C. FINANCER LA RELANCE DU NUCLÉAIRE, EN MOBILISANT LES FINANCEMENTS PUBLICS COMME PRIVÉS

Les rapporteurs estiment crucial de mobiliser les financements, publics comme privés, nécessaires à la relance de l'énergie nucléaire.

En premier lieu, l'énergie nucléaire doit être pleinement intégrée à la « taxonomie verte européenne » . Adopté le 7 juillet dernier, le règlement délégué incluant l'énergie nucléaire à la taxonomie, présente plusieurs difficultés : tout d'abord, il assimile l'énergie nucléaire à une énergie de transition, et non à une énergie durable, ce qui est contraire aux recommandations du CCR ; plus encore, il ne s'applique qu'aux autorisations accordées jusqu'en 2040 - pour la modification d'installations - ou 2045 - pour la création d'installations - et suppose le recours aux AFT d'ici 2025 et au stockage d'ici 2050 ; enfin, les opérations de maintenance et les activités du cycle sont exclues. Ces conditions restrictives doivent être levées et les activités complémentaires incluses .

La SFEN a regretté que l'énergie nucléaire soit assimilée à une énergie de transition, dans la mesure où « ce classement comme énergie de transition a pour conséquence de soumettre l'énergie nucléaire à une instabilité réglementaire incompatible avec les rythmes industriels du secteur [car] les énergies de transition sont soumises à un réexamen de leurs conditions techniques ».

Déplorant aussi ce classement et ces conditions, le Gifen a appelé à les faire évoluer lors de la prochaine révision de la taxonomie : « Le Gifen regrette que le nucléaire soit reconnu comme une énergie de transition et que son inclusion repose sur une série de critères. [...] Les critères d'éligibilité des activités nucléaires tels que définis par l'acte délégué complémentaire seront soumis à des révisions périodiques tous les trois ans par la Plateforme européenne sur la Finance durable. De ce fait, le Gifen préconise une série de modifications. »

Une inclusion pleine et entière de l'énergie nucléaire à la taxonomie est donc cruciale pour les acteurs industriels, le CEA ayant aussi salué ses bénéfices pour les opérateurs de recherche, car « elle devrait permettre l'accès à des conditions de financement plus favorables qui peuvent, par effet de cascade, favoriser la recherche et l'innovation dans le domaine du nucléaire ».

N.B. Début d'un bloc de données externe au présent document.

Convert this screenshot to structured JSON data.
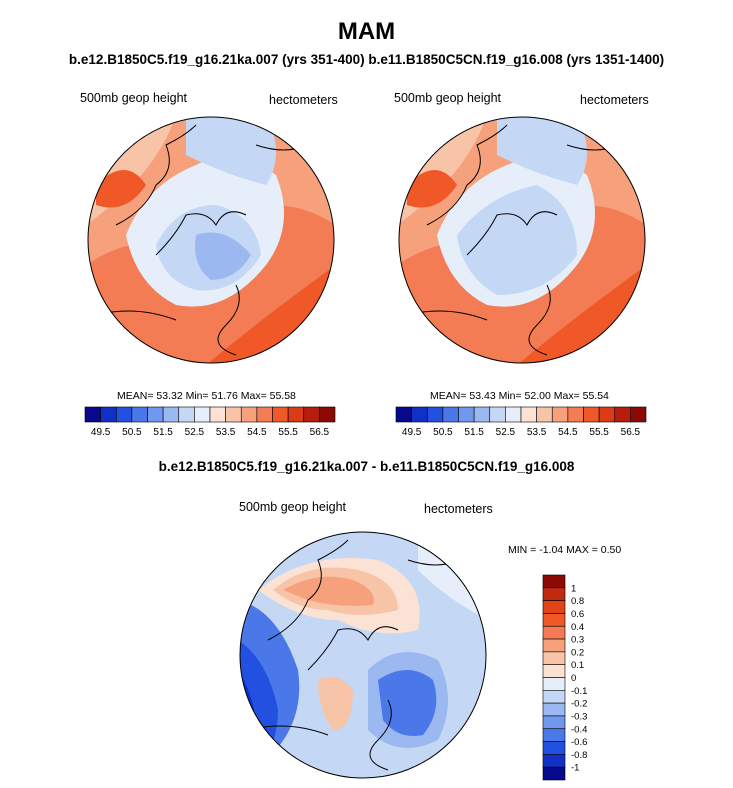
{
  "title": "MAM",
  "subtitle_top": "b.e12.B1850C5.f19_g16.21ka.007 (yrs 351-400) b.e11.B1850C5CN.f19_g16.008 (yrs 1351-1400)",
  "subtitle_diff": "b.e12.B1850C5.f19_g16.21ka.007 - b.e11.B1850C5CN.f19_g16.008",
  "panels": [
    {
      "variable": "500mb geop height",
      "units": "hectometers",
      "stats": "MEAN=  53.32  Min=  51.76  Max=  55.58"
    },
    {
      "variable": "500mb geop height",
      "units": "hectometers",
      "stats": "MEAN=  53.43  Min=  52.00  Max=  55.54"
    },
    {
      "variable": "500mb geop height",
      "units": "hectometers",
      "stats": "MIN =  -1.04 MAX =   0.50"
    }
  ],
  "colorbar_main": {
    "tick_labels": [
      "49.5",
      "50.5",
      "51.5",
      "52.5",
      "53.5",
      "54.5",
      "55.5",
      "56.5"
    ],
    "colors": [
      "#08088c",
      "#1030c8",
      "#2250e0",
      "#4a78e8",
      "#7098ec",
      "#9cb8f0",
      "#c4d8f6",
      "#e6eefa",
      "#fbe2d4",
      "#f8c4a8",
      "#f6a07c",
      "#f47c54",
      "#f05828",
      "#dd3a16",
      "#b81c0c",
      "#8c0a04"
    ]
  },
  "colorbar_diff": {
    "tick_labels": [
      "1",
      "0.8",
      "0.6",
      "0.4",
      "0.3",
      "0.2",
      "0.1",
      "0",
      "-0.1",
      "-0.2",
      "-0.3",
      "-0.4",
      "-0.6",
      "-0.8",
      "-1"
    ],
    "colors": [
      "#8c0a04",
      "#c02a10",
      "#e04418",
      "#f05828",
      "#f47c54",
      "#f6a07c",
      "#f8c4a8",
      "#fbe2d4",
      "#e6eefa",
      "#c4d8f6",
      "#9cb8f0",
      "#7098ec",
      "#4a78e8",
      "#2250e0",
      "#1030c8",
      "#08088c"
    ]
  }
}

En second lieu, l'énergie nucléaire doit disposer d'un soutien étatique suffisant . L'industrie nucléaire est fortement capitalistique, les coûts de construction des réacteurs étant élevés mais leurs coûts de fonctionnement étant faibles. La construction de 6 EPR est ainsi évaluée à 46 Mds€ par le groupe EDF et à 52 Mds€ par le Gouvernement. Ce sont aussi des projets dont la durée est longue : 25 ans pour la construction et 60 ans pour l'amortissement, selon le Gouvernement. Pour ce dernier, ces projets présentent « une durée de retour sur investissement parmi les plus longues dans le secteur des infrastructures énergétiques ». Ce sont aussi des projets dont les risques sont importants, qui concernent la construction, l'exploitation ou le marché. Selon le modèle de financement retenu, ces risques peuvent reposer in fine sur les investisseurs, les consommateurs ou les contribuables. Au total, pour le Gouvernement, « au regard des caractéristiques spécifiques des projets nucléaires, une intervention économique substantielle de l'État est prévue ».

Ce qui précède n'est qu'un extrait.